Lifespan Analysis

Lifespan analysis is a way to compare multiple products’ relative duration. Life-span analysis can help you make a decision between two products that seem comparably priced, or to measure whether spending a little more now will resulting in savings later.

The following explanation is modeled after New York City’s Environmentally Preferable Purchasing Manual. Elements included in lifespan analysis are initial costs, training costs, operating and maintenance costs and disposal costs. Initial costs are the expenditures to acquire and establish use of a product, including the purchase price, the cost of shipping, and the installation cost.  Training costs may include materials and labor to educate current and future employees on how to use the product or material properly. Operating and maintenance costs refer to the annual expenditures for parts, labor, and supplies for routine operations, as well as for preventive maintenance and repairs over the life of the product or equipment. O&M also includes the costs of gas, electricity, and water to operate equipment. Disposal costs cover the handling of discarded operating and maintenance supplies, as well as associated packaging wastes during the functional life of the product. This expense also includes the costs associated with the final disposal of the product or equipment when it is no longer operational or needed.
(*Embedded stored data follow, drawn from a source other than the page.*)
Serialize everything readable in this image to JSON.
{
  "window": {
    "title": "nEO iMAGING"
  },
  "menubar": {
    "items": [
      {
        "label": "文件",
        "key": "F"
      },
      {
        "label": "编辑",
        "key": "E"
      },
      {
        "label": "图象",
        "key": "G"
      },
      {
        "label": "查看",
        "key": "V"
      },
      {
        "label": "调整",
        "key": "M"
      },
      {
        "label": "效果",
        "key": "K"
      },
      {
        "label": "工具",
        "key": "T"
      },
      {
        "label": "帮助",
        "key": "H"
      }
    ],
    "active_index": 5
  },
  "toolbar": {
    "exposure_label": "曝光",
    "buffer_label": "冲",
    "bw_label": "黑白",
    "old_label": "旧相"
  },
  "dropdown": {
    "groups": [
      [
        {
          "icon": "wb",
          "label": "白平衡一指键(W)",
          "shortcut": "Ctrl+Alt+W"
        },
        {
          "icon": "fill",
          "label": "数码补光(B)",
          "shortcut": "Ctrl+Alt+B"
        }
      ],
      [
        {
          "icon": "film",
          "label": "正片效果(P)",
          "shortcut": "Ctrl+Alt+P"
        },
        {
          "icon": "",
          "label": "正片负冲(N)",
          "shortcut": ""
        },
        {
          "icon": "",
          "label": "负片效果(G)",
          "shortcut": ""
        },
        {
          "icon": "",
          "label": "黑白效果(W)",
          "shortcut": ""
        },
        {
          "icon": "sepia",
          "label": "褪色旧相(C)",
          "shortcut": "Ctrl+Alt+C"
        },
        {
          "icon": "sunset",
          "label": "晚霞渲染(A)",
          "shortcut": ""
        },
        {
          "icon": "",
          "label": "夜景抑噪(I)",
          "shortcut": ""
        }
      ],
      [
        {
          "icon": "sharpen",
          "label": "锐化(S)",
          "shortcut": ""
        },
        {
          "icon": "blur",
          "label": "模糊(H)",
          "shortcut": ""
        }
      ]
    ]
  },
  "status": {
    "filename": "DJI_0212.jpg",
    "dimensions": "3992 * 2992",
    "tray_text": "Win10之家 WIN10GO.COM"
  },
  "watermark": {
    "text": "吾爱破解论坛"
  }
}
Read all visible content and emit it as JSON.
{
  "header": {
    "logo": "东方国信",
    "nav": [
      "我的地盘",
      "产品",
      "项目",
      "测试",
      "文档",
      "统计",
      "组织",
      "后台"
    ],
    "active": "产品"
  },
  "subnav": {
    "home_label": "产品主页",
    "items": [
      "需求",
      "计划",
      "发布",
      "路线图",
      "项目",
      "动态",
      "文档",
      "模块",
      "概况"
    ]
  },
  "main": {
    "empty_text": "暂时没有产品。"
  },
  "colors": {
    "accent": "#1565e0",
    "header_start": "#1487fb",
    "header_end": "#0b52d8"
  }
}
Example of Life-Span Analysis for Air Filters:

The staff of a local government facility purchased, used, and discarded 100 single-use filters per month from the facility’s air circulation system. They sought a more durable, environmentally preferable substitute, and used life-span analysis to guide their purchasing decision. They compared the annual costs for 1) single-use filters, 2) disposable filter medium in reusable steel frames, and 3) completely reusable aluminum filters. As you can see, the Reusable Filters end up having the most cost savings over a period of two years.